We demonstrate that electronic excitations and their transition densities can be obtained from real-time density functional theory calculations with great accuracy by relating the data from numerical propagation to the analytical form of the electronic response after a boost excitation. The latter is derived in this article. This approach facilitates quantitatively obtaining oscillator strengths, identifying excitations that carry very small oscillator strengths, and assessing electronic couplings from transition densities based on comparatively short propagation times. These features are of interest in particular for studying light-harvesting systems. For demonstration purposes, we study the Q band excitations of bacteriochlorophyll a (BChla) and calculate coupling strengths between two BChla’s to check the validity of the dipole–dipole and pure Coulomb coupling mechanisms.
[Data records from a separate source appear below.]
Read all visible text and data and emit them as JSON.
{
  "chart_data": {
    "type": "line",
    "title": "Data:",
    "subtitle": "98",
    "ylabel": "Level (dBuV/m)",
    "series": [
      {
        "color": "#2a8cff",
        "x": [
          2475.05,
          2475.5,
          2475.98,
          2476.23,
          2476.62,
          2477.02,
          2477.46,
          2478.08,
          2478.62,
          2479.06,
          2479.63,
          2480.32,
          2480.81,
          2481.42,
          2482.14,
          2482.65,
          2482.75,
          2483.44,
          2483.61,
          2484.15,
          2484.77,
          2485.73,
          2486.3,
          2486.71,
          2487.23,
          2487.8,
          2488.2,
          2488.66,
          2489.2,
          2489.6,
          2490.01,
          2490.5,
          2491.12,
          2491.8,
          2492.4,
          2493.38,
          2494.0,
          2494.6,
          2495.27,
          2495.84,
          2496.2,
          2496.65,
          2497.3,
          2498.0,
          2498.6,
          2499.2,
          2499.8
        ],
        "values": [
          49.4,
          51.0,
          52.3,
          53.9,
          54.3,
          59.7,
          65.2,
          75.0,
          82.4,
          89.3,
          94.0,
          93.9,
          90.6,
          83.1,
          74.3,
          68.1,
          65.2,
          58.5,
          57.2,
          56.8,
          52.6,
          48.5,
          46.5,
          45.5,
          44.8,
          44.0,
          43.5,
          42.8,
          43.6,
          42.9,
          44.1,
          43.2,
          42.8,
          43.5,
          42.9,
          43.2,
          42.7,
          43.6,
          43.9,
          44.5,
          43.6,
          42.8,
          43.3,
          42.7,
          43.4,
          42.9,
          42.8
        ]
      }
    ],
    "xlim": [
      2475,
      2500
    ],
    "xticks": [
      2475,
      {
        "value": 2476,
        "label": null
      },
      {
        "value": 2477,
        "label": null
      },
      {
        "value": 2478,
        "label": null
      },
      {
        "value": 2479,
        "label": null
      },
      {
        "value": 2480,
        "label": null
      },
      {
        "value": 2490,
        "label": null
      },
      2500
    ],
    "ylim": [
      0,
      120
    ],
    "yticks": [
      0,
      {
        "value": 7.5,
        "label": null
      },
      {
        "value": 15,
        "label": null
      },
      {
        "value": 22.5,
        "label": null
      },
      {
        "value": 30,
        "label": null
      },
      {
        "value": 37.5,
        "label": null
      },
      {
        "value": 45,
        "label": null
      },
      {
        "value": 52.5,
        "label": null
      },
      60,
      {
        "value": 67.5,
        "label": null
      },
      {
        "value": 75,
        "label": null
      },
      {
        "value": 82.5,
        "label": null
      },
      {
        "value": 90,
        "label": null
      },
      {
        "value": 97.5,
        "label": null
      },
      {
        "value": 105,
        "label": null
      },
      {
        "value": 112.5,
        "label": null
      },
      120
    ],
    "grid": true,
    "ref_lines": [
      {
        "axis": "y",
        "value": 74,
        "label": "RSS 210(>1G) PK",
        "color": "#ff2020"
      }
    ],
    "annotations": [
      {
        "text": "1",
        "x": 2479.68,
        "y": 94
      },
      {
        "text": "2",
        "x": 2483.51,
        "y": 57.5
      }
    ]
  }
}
For further illustration, we investigate the paradigm test system Na₄ and the coupling between two Na₂ dimers.

中文翻译：

---

实时密度泛函理论的准确评估，为具有挑战性的电子动力学提供了途径

我们证明，通过将数值传播的数据与升压激励后的电子响应的解析形式相关联，可以从实时密度泛函理论计算中获得非常高精度的电子激励及其跃迁密度。后者是从本文衍生而来的。这种方法有助于定量获得振荡器强度，识别携带非常小的振荡器强度的激励，并基于相对较短的传播时间从跃迁密度评估电子耦合。这些特征尤其对于研究光收集系统很重要。为了演示的目的，我们研究了细菌叶绿素a（BChl a）并计算两个BChl a之间的耦合强度，以检查偶极–偶极和纯库仑耦合机制的有效性。为了进一步说明，我们研究了范式测试系统Na ₄和两个Na ₂二聚体之间的偶联。